By the close in Dublin, the ISEQ Overall Index had fallen 0.13pc, or 4.13 points, to 3,176.09.
The index spent most of the session in positive territory, climbing as high as 3,203 at one point before plunging in the afternoon. The loss meant the ISEQ has now recorded losses on seven of the last eight trading days.
The losses were spread across a wide range of businesses, with no single sector dominating on the sell side.
Ryanair dipped 1.4pc to €4.28, while the former flag carrier Aer Lingus slid 1.01pc to 98c. A Virgin Atlantic plane had to make an emergency landing at Gatwick Airport in London, closing the UK's second biggest airport for a number of hours. Both airlines run substantial operations out of Gatwick.
Construction based stocks struggled for most of the day. Kingspan fell 1.06pc to €7.50 while CRH slipped marginally to €14.95. Readymix dropped 2.08pc.
On the other side of the board, food stocks had a particularly strong session.
Glanbia surged 1.93pc to €5.92 while Kerry Group added 1.77pc to reach €34.27. Aryzta ended the day 1.63pc better at €37.50.
Elsewhere, European stocks rebounded from their longest stretch of weekly losses since August as companies rallied amid an increase in takeover activity.
The benchmark Stoxx Europe 600 Index rose 0.3pc. National benchmark indices climbed in 12 of the 17 western-European markets that were open. The UK's FTSE 100 advanced 0.3pc and Germany's DAX rose 0.6pc. France's CAC 40 increased 0.5pc. Greece's stock market was closed for the Orthodox Easter holiday.

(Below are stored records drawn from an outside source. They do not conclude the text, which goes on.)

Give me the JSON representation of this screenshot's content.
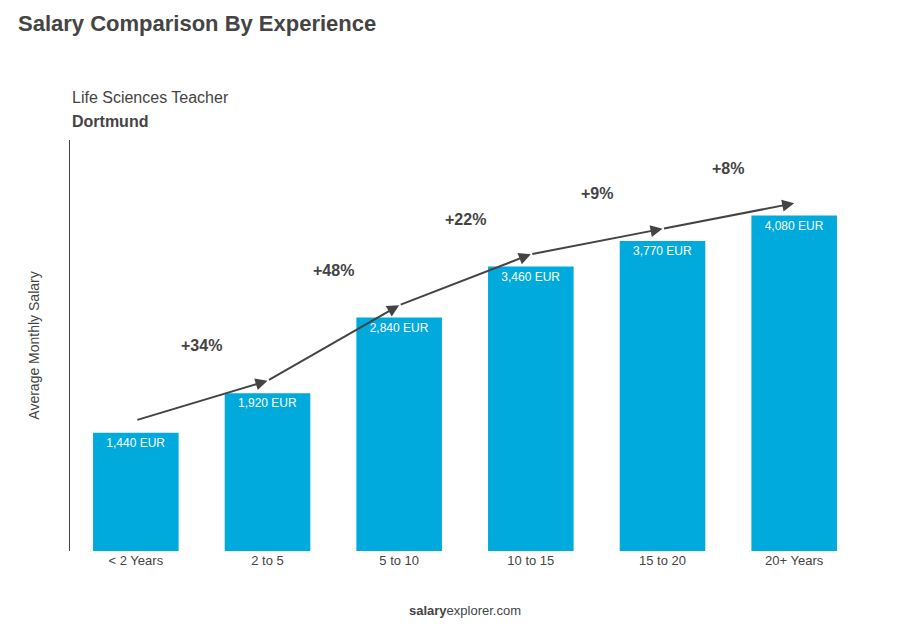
{
  "chart_data": {
    "type": "bar",
    "title": "Salary Comparison By Experience",
    "subtitle": [
      "Life Sciences Teacher",
      "Dortmund"
    ],
    "categories": [
      "< 2 Years",
      "2 to 5",
      "5 to 10",
      "10 to 15",
      "15 to 20",
      "20+ Years"
    ],
    "values": [
      1440,
      1920,
      2840,
      3460,
      3770,
      4080
    ],
    "value_labels": [
      "1,440 EUR",
      "1,920 EUR",
      "2,840 EUR",
      "3,460 EUR",
      "3,770 EUR",
      "4,080 EUR"
    ],
    "data_labels": true,
    "color": "#00aadd",
    "ylabel": "Average Monthly Salary",
    "annotations": [
      "+34%",
      "+48%",
      "+22%",
      "+9%",
      "+8%"
    ],
    "footer": [
      "salary",
      "explorer.com"
    ],
    "ylim": [
      0,
      5000
    ],
    "grid": false,
    "tick_labels": "x"
  }
}
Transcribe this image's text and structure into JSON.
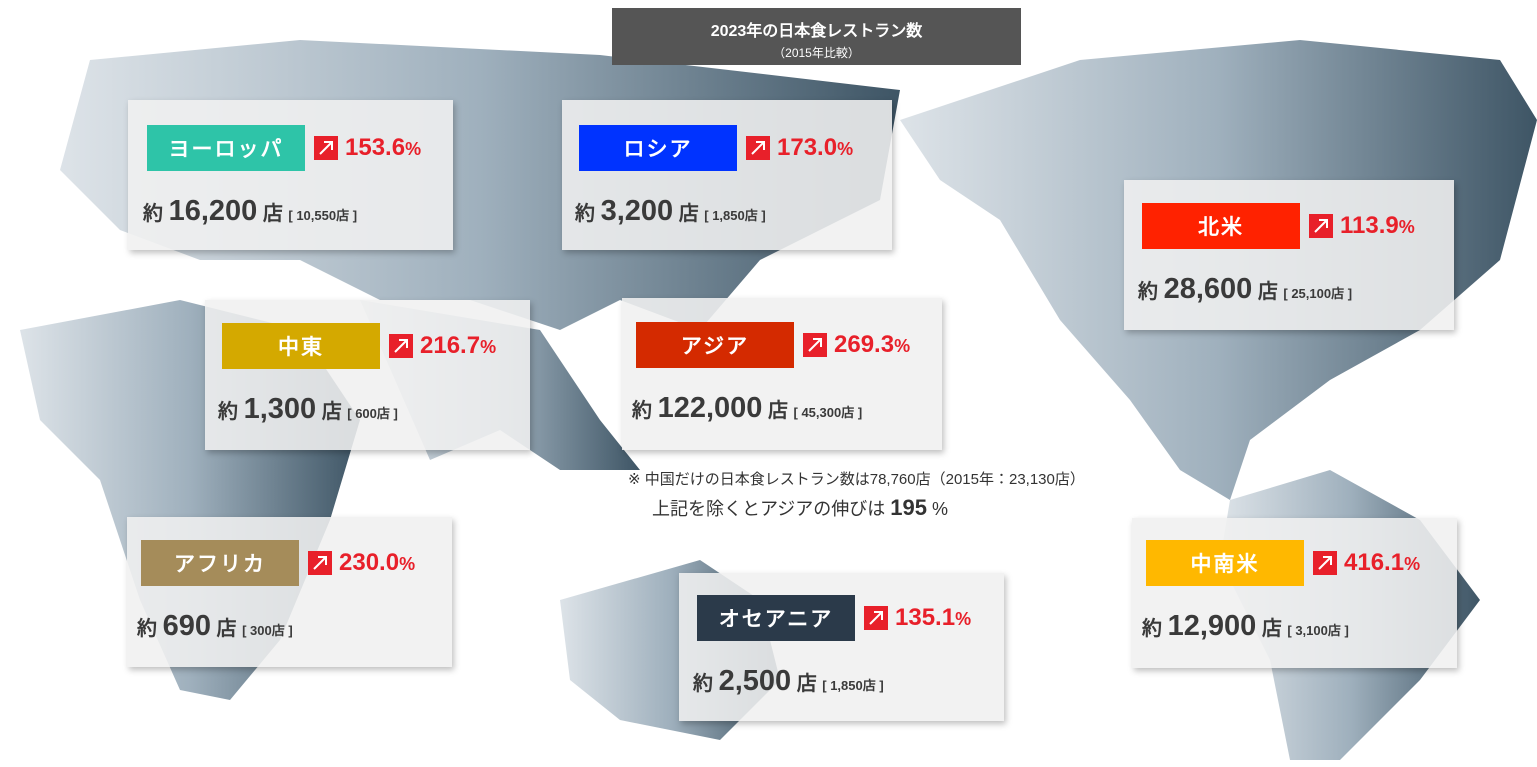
{
  "header": {
    "title": "2023年の日本食レストラン数",
    "subtitle": "（2015年比較）"
  },
  "common": {
    "prefix": "約",
    "unit": "店",
    "percent": "%"
  },
  "regions": [
    {
      "name": "ヨーロッパ",
      "color": "#2ec4a8",
      "growth": "153.6",
      "count": "16,200",
      "previous": "[ 10,550店 ]"
    },
    {
      "name": "ロシア",
      "color": "#0033ff",
      "growth": "173.0",
      "count": "3,200",
      "previous": "[ 1,850店 ]"
    },
    {
      "name": "北米",
      "color": "#ff2200",
      "growth": "113.9",
      "count": "28,600",
      "previous": "[ 25,100店 ]"
    },
    {
      "name": "中東",
      "color": "#d4a900",
      "growth": "216.7",
      "count": "1,300",
      "previous": "[ 600店 ]"
    },
    {
      "name": "アジア",
      "color": "#d42a00",
      "growth": "269.3",
      "count": "122,000",
      "previous": "[ 45,300店 ]"
    },
    {
      "name": "アフリカ",
      "color": "#a58c5a",
      "growth": "230.0",
      "count": "690",
      "previous": "[ 300店 ]"
    },
    {
      "name": "オセアニア",
      "color": "#2b3a4a",
      "growth": "135.1",
      "count": "2,500",
      "previous": "[ 1,850店 ]"
    },
    {
      "name": "中南米",
      "color": "#ffb800",
      "growth": "416.1",
      "count": "12,900",
      "previous": "[ 3,100店 ]"
    }
  ],
  "note": {
    "line1": "※ 中国だけの日本食レストラン数は78,760店（2015年：23,130店）",
    "line2_text": "上記を除くとアジアの伸びは",
    "line2_value": "195",
    "line2_unit": "%"
  }
}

"There is volatility out there at the moment," said Kevin Gardiner, head of investment strategy EMEA, Barclays. "When the dust settles, the underlying profitability of average large quoted companies is actually pretty resilient. Investors will eventually come back in and capitalise on that opportunity."
International Power added 3.2pc after GDF Suez agreed to buy the 30pc stake at a revised price of 418p a share. That's 7pc more than an earlier offer of the UK utility rejected as too low. GDF increased 5pc as Europe's biggest utility by market value confirmed that it will raise its 2012 targets if the deal goes through.
KPN rose 0.9pc after the Netherlands' largest phone company said it has started a review of Belgian mobile-phone unit, BASE. The business will probably attract interest from private-equity firms.
Pernod-Ricard, the owner of Jameson, rose 1.6pc after Morgan Stanley upgraded France's biggest distiller to overweight.